Today, I accidentally ate some milk protein. I made myself a bowl of oatmeal from an old box of instant oatmeal I had in the cupboard. I figured oatmeal is definitely vegan, right? After I ate it, though, I checked the box and I realized that this particular mix did have a good deal of milk proteins in it. And I was like, “Oops! Well, live and learn,” and I didn’t give it a second thought. About ten minutes later, my stomach started to hurt like hell. Not, like, nauseous, really, more like little daggers of horror piercing through my tummy all over. And at first I was like, “Woah, am I having an abortion?” and once I’d established that, no, I was not having an abortion, it occurred to me that this could be the result of my body trying to digest milk proteins after not doing it in so long. The pain subsided about 50 minutes later. Since apparently milk proteins are slow digesting, this timing would be about right. Isn’t that odd? (In fairness, though, I should note that I’m expecting my period soon, so it could have been cramps, although historically I am not one to get bad PMS cramps.)

Checking In

Posted by – November 10, 2008

I know I haven’t been posting much this weekend.

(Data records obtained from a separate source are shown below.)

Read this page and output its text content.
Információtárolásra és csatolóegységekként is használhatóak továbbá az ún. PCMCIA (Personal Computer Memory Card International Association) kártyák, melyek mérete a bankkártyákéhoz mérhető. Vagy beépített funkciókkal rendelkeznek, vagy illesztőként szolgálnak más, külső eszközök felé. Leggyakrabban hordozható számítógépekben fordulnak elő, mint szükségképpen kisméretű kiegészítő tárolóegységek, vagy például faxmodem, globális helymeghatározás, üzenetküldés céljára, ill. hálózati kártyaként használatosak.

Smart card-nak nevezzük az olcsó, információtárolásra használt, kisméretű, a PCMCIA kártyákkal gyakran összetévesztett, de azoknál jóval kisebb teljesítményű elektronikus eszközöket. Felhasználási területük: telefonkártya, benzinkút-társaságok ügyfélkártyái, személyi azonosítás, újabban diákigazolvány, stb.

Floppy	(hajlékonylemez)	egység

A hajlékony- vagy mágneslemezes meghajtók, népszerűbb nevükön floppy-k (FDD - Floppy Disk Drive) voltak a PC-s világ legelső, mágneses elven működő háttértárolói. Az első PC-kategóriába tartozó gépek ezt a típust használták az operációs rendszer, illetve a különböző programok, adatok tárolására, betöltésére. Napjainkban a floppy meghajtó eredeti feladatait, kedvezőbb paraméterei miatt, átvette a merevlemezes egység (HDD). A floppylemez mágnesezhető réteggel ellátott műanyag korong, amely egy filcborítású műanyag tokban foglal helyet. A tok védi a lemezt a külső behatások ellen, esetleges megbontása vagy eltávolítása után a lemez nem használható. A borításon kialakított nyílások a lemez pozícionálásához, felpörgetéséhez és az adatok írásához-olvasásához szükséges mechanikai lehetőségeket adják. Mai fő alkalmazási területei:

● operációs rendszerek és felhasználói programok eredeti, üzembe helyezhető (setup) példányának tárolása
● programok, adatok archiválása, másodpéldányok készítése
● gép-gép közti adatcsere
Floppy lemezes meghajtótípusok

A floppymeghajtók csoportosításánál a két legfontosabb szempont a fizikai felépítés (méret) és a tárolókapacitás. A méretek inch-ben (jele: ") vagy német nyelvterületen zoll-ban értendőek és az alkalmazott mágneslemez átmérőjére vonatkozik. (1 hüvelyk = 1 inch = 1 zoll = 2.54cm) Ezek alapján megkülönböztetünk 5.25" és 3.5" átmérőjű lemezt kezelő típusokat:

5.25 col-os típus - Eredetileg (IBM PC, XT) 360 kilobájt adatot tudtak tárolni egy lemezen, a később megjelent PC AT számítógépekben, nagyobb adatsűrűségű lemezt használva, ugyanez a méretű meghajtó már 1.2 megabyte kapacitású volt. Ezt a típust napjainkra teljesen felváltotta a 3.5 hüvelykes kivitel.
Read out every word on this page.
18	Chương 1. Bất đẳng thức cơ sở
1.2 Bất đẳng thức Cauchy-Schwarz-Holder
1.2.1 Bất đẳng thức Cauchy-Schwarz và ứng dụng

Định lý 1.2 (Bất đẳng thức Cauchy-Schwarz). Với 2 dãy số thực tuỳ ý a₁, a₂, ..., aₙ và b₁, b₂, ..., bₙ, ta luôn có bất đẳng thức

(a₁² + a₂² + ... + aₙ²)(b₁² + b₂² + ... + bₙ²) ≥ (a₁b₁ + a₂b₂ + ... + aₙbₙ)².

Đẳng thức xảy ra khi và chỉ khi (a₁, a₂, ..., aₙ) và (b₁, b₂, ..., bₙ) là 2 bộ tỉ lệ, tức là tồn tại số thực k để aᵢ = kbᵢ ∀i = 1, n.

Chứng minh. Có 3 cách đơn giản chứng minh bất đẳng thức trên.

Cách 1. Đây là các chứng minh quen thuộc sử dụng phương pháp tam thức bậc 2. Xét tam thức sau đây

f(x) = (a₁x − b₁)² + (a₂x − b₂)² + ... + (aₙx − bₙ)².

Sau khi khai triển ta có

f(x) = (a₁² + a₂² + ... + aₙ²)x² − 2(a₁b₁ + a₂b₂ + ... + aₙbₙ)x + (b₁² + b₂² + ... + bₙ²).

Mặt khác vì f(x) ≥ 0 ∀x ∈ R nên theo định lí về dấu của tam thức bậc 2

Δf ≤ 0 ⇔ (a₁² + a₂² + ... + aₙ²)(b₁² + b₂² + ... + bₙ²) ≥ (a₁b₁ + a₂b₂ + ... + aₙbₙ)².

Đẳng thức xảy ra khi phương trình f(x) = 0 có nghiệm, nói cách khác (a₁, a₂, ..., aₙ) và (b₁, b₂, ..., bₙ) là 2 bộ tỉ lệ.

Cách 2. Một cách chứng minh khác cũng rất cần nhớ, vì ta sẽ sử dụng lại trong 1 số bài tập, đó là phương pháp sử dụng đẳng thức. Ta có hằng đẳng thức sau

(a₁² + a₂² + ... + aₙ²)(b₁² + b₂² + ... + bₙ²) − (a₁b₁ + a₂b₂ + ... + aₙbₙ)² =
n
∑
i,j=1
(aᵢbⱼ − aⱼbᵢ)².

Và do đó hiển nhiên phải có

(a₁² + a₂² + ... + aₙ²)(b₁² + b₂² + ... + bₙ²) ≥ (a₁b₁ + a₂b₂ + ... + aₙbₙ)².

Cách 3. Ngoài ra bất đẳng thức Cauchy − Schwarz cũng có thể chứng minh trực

I’m in this weird, healthy space. Less buzzing in my head. I’m running a lot (like, physically moving my legs in a running motion, not, like, escaping the geographic location of my problems in any way possible) and I’m on this vegan diet thing and I’m trying to get out of the house more often and interact with the world and force the world to interact with me. I’m meditating, too. And it’s not that I’m on some crazy high or even, specifically, happy. I’m just in a state of total okay-ness. Things are fine. I can exist in my head just fine right now.

The result: I have neither the time nor the desire to come on my personal blog and channel my sadness and/or frustration.

Don’t worry.

It won’t last.

Oh, and Leo met his first chickens today. It was awesome. I didn’t take any video, tragically. But just imagine Leo and eleven chickens. Meditate on it, even.